第47章 黒い霧※
「・・・どうして隣なんですか」
「嫌ですか?」
「嫌だから聞いたんです」
冷たく返しても、彼にはいつものように効いていない様子で。
くすくすと笑われながら、何故か部屋の照明を落としに立ち上がり、キャンドルに火をつけた。
「たまにはこういうのも、良いとは思いませんか?」
薄暗い部屋に揺れる炎に何故か目を奪われて。
それに対して嫌だという思いは無かったが、それを行ったのが彼だということに小さな嫌悪のようなものを感じた。
・・・どうしてそこまで彼を毛嫌いしてしまうのかは、自分でもハッキリとはしないのだが。

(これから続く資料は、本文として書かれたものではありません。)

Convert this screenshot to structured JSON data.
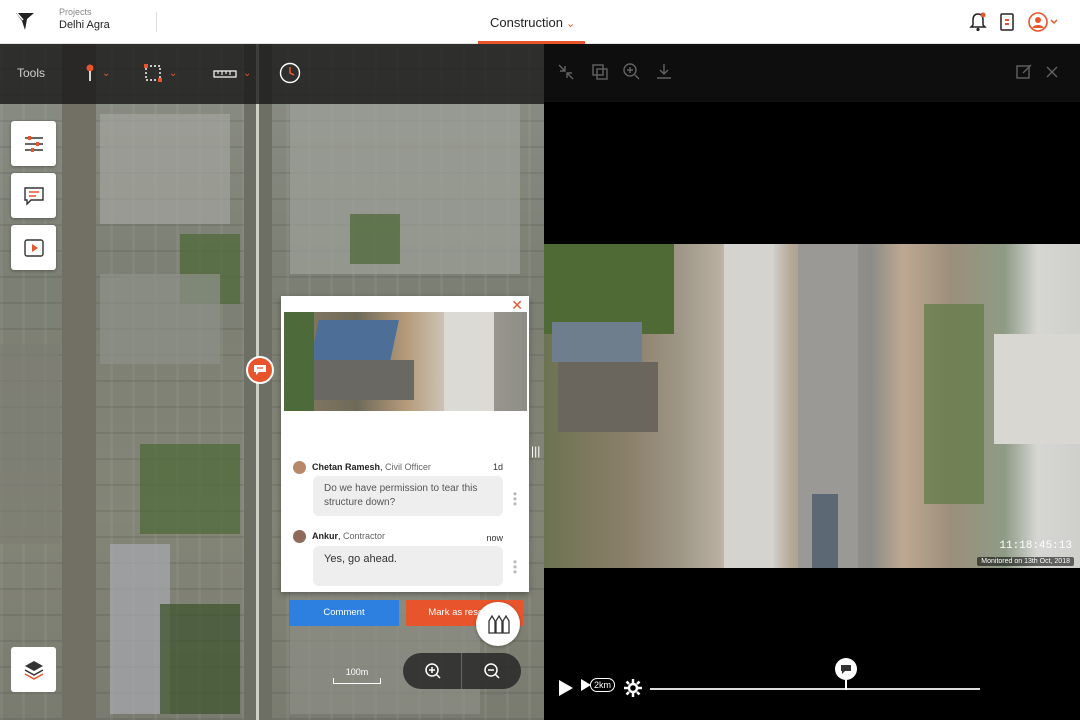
{
  "header": {
    "projects_label": "Projects",
    "project_name": "Delhi Agra",
    "center_tab": "Construction"
  },
  "tools": {
    "label": "Tools"
  },
  "comment_popup": {
    "comments": [
      {
        "author": "Chetan Ramesh",
        "role": "Civil Officer",
        "time": "1d",
        "text": "Do we have permission to tear this structure down?"
      },
      {
        "author": "Ankur",
        "role": "Contractor",
        "time": "now",
        "text": "Yes, go ahead."
      }
    ],
    "comment_button": "Comment",
    "resolve_button": "Mark as resolved"
  },
  "map": {
    "scale_label": "100m"
  },
  "video": {
    "timestamp": "11:18:45:13",
    "monitored": "Monitored on 13th Oct, 2018",
    "speed_label": "2km"
  },
  "colors": {
    "accent": "#e8542b",
    "primary_blue": "#2d7fe0"
  }
}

立ち上がったからには向かい側に座り直すんだと思っていた彼は、再び隣に腰掛けて。
言ったところで意味が無いことは分かったから。
敢えてそのことにはもう触れなかった。
「ひなたさんのことを聞いても構いませんか?」
コーヒーを一口飲んだ後、突然そう尋ねられて。
視線だけを沖矢さんに向けながら、私もコーヒーに口をつけた。
「・・・面白い情報なんてありませんよ」
沖矢さんに知って欲しいとも思わないし。
「貴女のことを知りたいんですよ」
足を組み、腕をソファーの背もたれに添わせるように回されながら、そう言われて。
私のことを知って・・・どうするつもりだろうか。
「沖矢さんのことも教えてくれますか」
「答えられることでしたら」
答える気なんてない返答を聞けば、余計に話す気は削がれてしまって。
・・・それでも、彼について知っておきたいことはいくつかある。
教えてくれるかは分からないが。
「私の何が知りたいんですか」
今更言えるようなことも無いと思うけれど。
「そうですね、貴女の趣味・・・とか」
真剣なようにも惚けたようにも聞こえる物言いに、本気で答えた方が良いのか迷ってしまって。
本当に・・・ただの雑談がしたかっただけなんだろうか。